Right to an Accounting of Disclosures
– You generally have the right to receive an accounting of disclosures of PHI for which you have neither provided consent nor authorization (as described in section III of this Notice). On your written request, I will discuss with you the details of the accounting process
Right to Inspect and Copy
– In most cases, you have the right to inspect and copy your medical and billing records. To do this, you must submit your request in writing. If you request a copy of the information, I may charge a fee for costs of copying and mailing. I may deny your request to inspect and copy in some circumstances. I may refuse to provide you access to certain psychotherapy notes or to information compiled in reasonable anticipation of, or use in, a civil criminal, or administrative proceeding.
Right to Amend
– If you feel that protected health information I have about you is incorrect or incomplete, you may ask me to amend the information. To request an amendment, your request must be made in writing, and submitted to me. In addition, you must provide a reason that supports s your request. I may deny your request if you ask me to amend information that: 1) was not created by me; I will add your request to the information record; 2) is not part of the medical information kept by me; 3) is not part of the information which you would be permitted to inspect and copy; 4) is accurate and complete.
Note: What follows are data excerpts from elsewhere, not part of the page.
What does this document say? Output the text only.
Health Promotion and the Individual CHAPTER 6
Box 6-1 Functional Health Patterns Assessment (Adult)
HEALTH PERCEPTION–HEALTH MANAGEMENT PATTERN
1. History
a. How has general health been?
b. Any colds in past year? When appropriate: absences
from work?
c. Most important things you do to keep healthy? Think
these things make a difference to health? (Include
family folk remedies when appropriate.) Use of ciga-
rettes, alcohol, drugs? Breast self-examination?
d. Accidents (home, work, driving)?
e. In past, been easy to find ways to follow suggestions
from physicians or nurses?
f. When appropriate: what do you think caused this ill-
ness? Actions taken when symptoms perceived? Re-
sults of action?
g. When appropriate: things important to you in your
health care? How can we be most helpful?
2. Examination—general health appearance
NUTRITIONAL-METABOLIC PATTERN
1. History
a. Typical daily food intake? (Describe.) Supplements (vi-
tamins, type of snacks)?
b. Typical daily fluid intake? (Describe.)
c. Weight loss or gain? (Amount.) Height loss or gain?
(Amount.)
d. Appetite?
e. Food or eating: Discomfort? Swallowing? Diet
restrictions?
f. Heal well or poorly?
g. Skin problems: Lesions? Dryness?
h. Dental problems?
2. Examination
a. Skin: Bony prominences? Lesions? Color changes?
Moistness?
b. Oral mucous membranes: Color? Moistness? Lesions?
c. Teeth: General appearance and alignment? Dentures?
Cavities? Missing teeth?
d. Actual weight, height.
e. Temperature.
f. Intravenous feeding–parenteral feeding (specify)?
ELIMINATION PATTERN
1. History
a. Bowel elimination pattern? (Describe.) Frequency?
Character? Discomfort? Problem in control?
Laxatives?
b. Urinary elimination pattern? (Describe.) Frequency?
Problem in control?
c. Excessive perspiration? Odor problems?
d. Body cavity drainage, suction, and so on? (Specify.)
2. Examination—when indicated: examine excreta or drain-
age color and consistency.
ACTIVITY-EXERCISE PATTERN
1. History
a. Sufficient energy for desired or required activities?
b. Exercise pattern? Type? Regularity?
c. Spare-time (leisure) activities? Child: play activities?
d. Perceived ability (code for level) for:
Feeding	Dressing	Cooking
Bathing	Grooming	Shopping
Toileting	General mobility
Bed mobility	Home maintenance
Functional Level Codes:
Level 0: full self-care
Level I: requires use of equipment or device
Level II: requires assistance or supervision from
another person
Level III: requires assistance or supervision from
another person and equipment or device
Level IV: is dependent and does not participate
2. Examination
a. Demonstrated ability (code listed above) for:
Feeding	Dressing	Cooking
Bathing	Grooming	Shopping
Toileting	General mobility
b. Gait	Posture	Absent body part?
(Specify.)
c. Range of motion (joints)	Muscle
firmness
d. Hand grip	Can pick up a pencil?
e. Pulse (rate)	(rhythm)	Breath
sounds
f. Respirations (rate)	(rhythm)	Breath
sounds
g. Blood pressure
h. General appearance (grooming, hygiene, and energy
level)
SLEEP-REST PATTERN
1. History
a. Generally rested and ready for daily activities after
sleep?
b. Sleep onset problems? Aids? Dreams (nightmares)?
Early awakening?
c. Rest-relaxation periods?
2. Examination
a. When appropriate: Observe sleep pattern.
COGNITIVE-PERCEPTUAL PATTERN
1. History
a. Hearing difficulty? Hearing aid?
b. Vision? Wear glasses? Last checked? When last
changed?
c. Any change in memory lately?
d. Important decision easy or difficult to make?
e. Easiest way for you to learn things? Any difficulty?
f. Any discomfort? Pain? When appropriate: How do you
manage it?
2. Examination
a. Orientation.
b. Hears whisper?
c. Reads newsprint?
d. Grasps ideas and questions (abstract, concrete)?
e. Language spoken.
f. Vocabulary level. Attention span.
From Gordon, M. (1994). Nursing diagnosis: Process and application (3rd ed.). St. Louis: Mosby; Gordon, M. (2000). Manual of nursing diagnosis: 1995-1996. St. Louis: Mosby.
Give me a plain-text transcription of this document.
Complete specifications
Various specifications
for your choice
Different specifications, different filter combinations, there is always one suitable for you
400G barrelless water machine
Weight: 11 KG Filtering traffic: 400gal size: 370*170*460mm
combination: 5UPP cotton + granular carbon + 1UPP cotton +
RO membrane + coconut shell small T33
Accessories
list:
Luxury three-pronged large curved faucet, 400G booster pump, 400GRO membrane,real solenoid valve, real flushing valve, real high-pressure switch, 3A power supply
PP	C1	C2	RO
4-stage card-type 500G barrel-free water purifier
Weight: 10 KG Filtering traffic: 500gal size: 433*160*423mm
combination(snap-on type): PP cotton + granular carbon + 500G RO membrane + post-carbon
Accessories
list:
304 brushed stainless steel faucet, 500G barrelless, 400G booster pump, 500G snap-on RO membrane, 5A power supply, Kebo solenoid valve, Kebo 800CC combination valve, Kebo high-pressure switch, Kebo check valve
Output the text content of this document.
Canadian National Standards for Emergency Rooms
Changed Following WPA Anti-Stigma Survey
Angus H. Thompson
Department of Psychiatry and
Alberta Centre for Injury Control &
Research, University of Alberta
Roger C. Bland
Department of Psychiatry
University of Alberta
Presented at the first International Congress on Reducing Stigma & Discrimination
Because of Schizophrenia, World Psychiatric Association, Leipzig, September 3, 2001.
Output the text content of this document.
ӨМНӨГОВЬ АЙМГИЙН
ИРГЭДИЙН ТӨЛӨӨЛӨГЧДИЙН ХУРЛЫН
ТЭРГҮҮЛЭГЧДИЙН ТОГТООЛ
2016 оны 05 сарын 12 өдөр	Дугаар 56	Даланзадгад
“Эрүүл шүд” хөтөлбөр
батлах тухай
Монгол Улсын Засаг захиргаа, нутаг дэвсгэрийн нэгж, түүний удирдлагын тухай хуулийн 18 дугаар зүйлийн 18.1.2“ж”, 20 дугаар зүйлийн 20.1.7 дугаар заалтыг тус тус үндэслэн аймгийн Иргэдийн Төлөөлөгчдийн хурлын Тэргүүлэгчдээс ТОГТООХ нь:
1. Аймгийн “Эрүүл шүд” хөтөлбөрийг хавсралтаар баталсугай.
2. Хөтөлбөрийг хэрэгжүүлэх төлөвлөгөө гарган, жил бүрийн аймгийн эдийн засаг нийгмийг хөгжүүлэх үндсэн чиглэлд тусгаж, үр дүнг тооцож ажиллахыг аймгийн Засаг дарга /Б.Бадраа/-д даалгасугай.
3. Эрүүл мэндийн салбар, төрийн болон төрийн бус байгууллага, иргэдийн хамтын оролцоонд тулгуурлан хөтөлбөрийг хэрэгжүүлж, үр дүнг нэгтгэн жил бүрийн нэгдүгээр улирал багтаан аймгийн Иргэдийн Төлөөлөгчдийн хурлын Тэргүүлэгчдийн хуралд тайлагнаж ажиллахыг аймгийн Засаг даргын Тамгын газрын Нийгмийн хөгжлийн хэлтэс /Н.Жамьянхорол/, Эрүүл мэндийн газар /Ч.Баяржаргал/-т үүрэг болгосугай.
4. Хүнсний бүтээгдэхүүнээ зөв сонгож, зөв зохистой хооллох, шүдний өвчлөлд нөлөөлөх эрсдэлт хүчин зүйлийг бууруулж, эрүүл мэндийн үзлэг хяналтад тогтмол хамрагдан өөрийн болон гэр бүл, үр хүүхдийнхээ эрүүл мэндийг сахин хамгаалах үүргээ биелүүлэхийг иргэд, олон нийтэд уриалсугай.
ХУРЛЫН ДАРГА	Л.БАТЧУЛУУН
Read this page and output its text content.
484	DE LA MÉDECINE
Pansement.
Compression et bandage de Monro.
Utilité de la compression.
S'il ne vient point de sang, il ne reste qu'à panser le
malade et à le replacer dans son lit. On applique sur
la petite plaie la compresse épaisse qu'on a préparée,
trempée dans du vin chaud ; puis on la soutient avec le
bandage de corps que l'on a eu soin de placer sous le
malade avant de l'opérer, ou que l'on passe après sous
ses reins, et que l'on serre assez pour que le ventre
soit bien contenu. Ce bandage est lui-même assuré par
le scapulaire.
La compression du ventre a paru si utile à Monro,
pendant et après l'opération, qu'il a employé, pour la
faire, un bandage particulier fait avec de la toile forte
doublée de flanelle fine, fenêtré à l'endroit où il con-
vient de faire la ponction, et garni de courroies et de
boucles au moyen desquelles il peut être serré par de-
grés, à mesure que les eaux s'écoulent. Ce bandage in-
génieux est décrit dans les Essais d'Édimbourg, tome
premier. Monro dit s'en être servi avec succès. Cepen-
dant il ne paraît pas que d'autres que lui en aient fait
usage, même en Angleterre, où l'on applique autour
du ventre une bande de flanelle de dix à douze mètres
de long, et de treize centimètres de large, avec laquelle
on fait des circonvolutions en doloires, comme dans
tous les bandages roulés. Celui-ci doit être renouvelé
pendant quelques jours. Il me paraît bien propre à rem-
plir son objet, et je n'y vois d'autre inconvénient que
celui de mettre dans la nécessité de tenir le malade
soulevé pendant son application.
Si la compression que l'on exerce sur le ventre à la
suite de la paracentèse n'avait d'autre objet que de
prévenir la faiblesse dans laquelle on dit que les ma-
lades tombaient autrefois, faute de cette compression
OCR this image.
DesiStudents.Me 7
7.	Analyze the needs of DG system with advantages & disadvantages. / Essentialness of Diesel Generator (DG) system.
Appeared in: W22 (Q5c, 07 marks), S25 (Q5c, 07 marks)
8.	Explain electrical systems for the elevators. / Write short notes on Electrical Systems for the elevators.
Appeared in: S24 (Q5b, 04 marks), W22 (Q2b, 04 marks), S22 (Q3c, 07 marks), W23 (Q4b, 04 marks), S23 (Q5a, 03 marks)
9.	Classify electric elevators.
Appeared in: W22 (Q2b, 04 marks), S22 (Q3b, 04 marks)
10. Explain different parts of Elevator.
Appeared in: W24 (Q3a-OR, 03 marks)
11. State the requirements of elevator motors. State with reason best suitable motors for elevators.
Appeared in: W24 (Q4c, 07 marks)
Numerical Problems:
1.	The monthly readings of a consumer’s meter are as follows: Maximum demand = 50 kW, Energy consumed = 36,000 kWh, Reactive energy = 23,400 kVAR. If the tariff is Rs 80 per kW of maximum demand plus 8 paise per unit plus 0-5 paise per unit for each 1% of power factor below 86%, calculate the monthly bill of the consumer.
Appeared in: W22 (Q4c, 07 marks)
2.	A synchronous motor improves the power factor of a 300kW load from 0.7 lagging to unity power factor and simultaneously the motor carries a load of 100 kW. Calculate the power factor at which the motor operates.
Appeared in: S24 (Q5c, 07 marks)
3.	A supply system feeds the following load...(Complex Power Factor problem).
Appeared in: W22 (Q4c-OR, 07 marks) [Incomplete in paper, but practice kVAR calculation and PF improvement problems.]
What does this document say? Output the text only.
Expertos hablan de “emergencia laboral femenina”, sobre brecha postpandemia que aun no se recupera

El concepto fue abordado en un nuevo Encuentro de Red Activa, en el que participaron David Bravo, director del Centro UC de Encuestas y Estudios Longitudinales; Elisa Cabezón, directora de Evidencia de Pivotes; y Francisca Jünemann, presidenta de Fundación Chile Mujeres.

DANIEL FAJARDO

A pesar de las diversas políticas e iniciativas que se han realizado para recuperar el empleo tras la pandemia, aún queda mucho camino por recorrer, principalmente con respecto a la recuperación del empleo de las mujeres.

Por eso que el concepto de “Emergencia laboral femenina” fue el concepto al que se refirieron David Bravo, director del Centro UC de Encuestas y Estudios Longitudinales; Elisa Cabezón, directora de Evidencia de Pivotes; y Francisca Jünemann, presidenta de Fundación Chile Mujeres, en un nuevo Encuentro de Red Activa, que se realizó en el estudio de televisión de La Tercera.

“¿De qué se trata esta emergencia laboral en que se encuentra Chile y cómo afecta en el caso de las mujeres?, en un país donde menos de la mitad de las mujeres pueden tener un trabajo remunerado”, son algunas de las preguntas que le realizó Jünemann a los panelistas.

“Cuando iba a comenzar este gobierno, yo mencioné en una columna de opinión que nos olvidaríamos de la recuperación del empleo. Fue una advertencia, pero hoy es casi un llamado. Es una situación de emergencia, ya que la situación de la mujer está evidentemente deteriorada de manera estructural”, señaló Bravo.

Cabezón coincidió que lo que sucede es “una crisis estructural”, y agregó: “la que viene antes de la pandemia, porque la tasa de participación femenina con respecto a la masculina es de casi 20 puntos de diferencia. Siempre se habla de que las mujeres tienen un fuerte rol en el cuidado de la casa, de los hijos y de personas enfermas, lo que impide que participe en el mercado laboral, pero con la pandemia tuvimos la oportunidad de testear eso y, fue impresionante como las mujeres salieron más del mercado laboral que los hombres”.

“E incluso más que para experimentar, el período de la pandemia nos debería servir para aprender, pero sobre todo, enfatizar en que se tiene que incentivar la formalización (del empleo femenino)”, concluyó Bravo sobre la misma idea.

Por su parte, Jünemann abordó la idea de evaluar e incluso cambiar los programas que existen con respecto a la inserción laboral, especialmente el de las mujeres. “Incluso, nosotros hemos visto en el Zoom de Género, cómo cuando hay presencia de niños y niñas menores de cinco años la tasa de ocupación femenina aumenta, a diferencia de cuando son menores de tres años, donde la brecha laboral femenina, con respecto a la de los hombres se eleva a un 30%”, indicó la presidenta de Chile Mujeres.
Right to a copy of this notice
– You have the right to a paper copy of this notice. You may ask me to give you a copy of this notice at any time. Changes to this notice: I reserve the right to change my policies and/or to change this notice, and to make the changed notice effective for medical information I already have about you as well as any information I receive in the future. The notice will contain the effective date. A new copy will be given to you or posted in the waiting room. I will have copies of the current notice available on request.
: If you believe your privacy rights have been violated, you may file a complaint. To do this, you must submit your request in writing to my office. You may also send a written complaint to the U.S. Department of Health and Human Services.